No seu requerimento executivo a exequente, aqui apelante, invoca a violação, pela executada, do seu direito de propriedade, alegando o seguinte: «a executada, no início deste ano de 2019, iniciou a construção de uma piscina, tendo a exequente, em meados de abril deste ano, verificado que aquelas construções ocuparam uma boa parte doterreno/logradouro do prédio da exequente numa extensão de aproximadamente 250 m2, construindo ainda um muro de 4 metros de altura, avançando a sua extrema a sul ocupando terreno/logradouro da (…), ora exequente. Mais ocupou a executada o caminho de acesso ao terreno/logradouro da (…), ora exequente, impedindo os veículos particulares e de emergência de entrar no terreno/logradouro do prédio da (…). Com as ditas obras, a executada exorbitou as extremas resultantes da douta sentença avançando 15 metros para o interior do terreno/logradouro contíguo, que é propriedade da (…), ora exequente, deixando uma entrada para peões com 2,20m a qual é impeditiva da livre circulação de veículos, de estacionamento e circulação de veículos dos bombeiros em caso de emergência».
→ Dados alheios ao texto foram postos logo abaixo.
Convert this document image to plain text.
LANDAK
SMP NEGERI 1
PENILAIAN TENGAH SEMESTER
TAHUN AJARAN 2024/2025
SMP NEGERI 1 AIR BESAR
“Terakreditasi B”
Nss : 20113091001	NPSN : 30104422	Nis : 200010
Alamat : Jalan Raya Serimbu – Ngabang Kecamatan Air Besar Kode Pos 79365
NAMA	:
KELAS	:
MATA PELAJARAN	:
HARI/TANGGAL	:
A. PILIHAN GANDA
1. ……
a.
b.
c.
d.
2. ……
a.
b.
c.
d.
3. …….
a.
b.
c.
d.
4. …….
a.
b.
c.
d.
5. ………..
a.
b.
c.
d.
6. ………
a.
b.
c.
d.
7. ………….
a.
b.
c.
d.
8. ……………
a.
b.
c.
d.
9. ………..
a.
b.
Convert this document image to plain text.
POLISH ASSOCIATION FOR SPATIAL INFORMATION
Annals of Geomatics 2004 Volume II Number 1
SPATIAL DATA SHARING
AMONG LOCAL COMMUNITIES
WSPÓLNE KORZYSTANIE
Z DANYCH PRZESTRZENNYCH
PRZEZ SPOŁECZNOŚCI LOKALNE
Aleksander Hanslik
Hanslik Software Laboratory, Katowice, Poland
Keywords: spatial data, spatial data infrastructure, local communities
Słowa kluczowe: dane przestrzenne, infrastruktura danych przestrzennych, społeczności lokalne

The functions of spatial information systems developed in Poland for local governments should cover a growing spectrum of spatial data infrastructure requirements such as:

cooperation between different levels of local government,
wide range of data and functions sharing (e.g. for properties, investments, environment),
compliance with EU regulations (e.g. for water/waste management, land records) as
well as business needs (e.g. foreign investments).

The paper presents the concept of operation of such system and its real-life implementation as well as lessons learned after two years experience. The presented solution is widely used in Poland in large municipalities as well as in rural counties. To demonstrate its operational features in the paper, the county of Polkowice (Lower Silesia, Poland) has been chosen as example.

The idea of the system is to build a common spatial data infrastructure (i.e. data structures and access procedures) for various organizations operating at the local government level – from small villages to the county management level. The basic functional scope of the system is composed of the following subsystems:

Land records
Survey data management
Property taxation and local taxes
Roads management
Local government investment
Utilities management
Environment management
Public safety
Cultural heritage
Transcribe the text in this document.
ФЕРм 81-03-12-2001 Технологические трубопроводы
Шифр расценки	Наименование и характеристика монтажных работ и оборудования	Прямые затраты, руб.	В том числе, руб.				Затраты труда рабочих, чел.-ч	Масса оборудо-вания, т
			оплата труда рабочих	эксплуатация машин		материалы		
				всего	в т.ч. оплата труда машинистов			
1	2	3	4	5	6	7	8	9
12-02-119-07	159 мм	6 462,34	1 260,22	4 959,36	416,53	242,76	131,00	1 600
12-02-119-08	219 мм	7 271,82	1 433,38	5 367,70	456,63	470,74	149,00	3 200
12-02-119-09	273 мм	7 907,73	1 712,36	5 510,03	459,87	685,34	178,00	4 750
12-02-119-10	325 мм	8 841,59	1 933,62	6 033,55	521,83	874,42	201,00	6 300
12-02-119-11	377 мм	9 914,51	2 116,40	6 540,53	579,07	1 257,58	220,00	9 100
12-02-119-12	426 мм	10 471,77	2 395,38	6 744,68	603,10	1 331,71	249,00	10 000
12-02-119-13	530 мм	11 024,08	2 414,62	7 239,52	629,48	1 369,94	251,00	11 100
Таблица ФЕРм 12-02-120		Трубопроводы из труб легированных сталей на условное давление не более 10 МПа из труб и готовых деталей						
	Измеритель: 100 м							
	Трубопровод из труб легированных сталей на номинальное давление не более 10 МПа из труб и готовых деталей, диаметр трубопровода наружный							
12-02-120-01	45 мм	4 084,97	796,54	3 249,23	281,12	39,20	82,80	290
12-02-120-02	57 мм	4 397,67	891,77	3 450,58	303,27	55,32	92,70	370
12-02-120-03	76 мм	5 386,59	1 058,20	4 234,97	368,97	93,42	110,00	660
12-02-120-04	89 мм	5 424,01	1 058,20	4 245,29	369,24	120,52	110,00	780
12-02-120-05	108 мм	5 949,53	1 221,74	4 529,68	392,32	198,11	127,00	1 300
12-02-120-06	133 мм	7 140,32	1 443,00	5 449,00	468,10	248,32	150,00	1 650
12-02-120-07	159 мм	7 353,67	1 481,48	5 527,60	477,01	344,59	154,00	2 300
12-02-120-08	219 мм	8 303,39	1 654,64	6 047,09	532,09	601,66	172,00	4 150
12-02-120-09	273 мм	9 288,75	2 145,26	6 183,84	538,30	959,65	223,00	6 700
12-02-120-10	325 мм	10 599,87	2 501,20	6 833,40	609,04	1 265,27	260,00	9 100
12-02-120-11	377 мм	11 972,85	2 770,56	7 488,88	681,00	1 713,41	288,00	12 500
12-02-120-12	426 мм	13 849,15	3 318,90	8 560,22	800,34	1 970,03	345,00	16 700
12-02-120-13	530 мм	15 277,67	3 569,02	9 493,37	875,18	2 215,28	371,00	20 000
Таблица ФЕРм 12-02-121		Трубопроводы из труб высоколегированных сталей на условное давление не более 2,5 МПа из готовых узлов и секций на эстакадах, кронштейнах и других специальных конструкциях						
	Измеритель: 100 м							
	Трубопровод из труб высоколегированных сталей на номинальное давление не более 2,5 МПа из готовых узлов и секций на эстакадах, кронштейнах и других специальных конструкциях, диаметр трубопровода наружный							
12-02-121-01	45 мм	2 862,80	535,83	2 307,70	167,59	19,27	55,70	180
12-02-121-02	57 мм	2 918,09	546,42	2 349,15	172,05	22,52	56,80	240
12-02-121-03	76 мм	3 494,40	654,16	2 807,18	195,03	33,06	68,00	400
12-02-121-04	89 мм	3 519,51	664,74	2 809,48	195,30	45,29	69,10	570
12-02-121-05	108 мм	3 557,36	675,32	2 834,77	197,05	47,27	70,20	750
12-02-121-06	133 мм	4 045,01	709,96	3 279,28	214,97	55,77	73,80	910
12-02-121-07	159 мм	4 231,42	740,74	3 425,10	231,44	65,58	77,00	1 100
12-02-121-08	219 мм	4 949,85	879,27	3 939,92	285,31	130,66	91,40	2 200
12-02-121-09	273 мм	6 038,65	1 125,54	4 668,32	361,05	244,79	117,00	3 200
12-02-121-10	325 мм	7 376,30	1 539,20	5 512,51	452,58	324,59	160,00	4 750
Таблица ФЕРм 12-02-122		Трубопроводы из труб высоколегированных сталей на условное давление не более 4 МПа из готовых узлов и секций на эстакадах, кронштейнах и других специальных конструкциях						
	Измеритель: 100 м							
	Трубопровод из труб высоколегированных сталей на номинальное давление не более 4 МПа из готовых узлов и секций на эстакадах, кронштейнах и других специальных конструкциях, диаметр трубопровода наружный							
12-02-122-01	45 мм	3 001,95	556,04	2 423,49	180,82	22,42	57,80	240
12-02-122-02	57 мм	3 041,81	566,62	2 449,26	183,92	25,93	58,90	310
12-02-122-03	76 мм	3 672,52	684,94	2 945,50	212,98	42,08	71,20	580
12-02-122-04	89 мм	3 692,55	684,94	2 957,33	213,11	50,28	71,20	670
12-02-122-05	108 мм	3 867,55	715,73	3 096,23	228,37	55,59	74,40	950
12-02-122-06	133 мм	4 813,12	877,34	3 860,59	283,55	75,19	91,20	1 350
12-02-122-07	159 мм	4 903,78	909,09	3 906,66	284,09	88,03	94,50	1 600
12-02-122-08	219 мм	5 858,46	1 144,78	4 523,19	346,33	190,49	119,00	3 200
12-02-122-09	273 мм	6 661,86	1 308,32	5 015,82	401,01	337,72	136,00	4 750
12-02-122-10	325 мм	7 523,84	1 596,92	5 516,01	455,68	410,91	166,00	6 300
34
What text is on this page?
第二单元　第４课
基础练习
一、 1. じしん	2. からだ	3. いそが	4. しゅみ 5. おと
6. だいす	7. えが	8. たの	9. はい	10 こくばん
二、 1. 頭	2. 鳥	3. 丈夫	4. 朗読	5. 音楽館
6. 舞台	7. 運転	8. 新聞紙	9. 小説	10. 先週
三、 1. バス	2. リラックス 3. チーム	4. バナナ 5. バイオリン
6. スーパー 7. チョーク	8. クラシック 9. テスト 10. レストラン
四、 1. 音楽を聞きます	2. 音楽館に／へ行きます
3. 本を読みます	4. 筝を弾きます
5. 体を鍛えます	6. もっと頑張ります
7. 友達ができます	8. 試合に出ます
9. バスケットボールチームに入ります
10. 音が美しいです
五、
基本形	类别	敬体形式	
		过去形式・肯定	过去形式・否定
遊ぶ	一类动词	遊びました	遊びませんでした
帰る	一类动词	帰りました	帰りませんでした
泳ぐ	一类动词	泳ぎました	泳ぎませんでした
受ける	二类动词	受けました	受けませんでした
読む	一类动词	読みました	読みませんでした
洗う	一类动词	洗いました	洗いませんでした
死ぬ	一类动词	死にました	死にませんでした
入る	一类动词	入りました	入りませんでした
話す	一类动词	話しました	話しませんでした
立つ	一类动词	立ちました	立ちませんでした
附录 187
Como decorre do exposto supra, ocorrendo uma situação de violação da integridade do direito de propriedade da exequente, a sentença dada à execução não constitui título executivo bastante para a execução da prestação de «entrega da área ocupada e reposição da situação anterior à ilegal ocupação». É, ao invés, através de uma ação de reivindicação que a apelante deve exigir a tutela da integridade daquele seu direito real, exigindo a restituição ou entrega daquilo que lhe pertence, sendo também nessa ação que a recorrida terá a oportunidade de se pronunciar sobre a pretensão condenatória da contraparte. E só se a ré se negar a cumprir a respetiva sentença é que se torna necessária a instauração de uma ação executiva.
Destarte, não merece censura a decisão recorrida, improcedendo a apelação.
Sumário: (…)
III. DECISÃO
Em face do exposto, acordam julgar improcedente a apelação, mantendo o despacho saneador-sentença.
As custas na presente instância de recurso são da responsabilidade da apelante, que ficou vencida, sendo que a esse título só é devido o pagamento de custas de parte pois que se mostra paga a taxa de justiça devida pelo impulso processual.
Notifique.
DN.
Évora, 25.10.2024
Cristina Dá Mesquita
Rosa Barroso
Ana Margarida Pinheiro Leite
__________________________________________________
[1] Lebre de Freitas, A Ação Executiva à Luz do Código de Processo Civil de 2013, 7.ª edição, GestLegal, págs. 39 e ss..
[2] Manuel Henrique Mesquita, Obrigações Reais e Ónus Reais, Coleção Teses, Almedina.
[3] A “incerteza” não tem de dizer respeito necessariamente a todas as linhas divisórias de um prédio, podendo dizer respeito, unicamente, à linha divisória com um certo prédio contíguo.
[4] E a demarcação é feita em conformidade com os títulos de cada um dos prédios confinantes (artigo 1354.º, n.º 1, do CC), mas se estes não forem suficientes, manda o n.º 2 do artigo 1354.º que se recorra à posse e a outros meios de prova; não resolvendo estes, distribui-se o terreno em litígio em partes iguais.
[5] A Ação Executiva, 2019, Reimpressão, AAFDL Editora, pág. 159.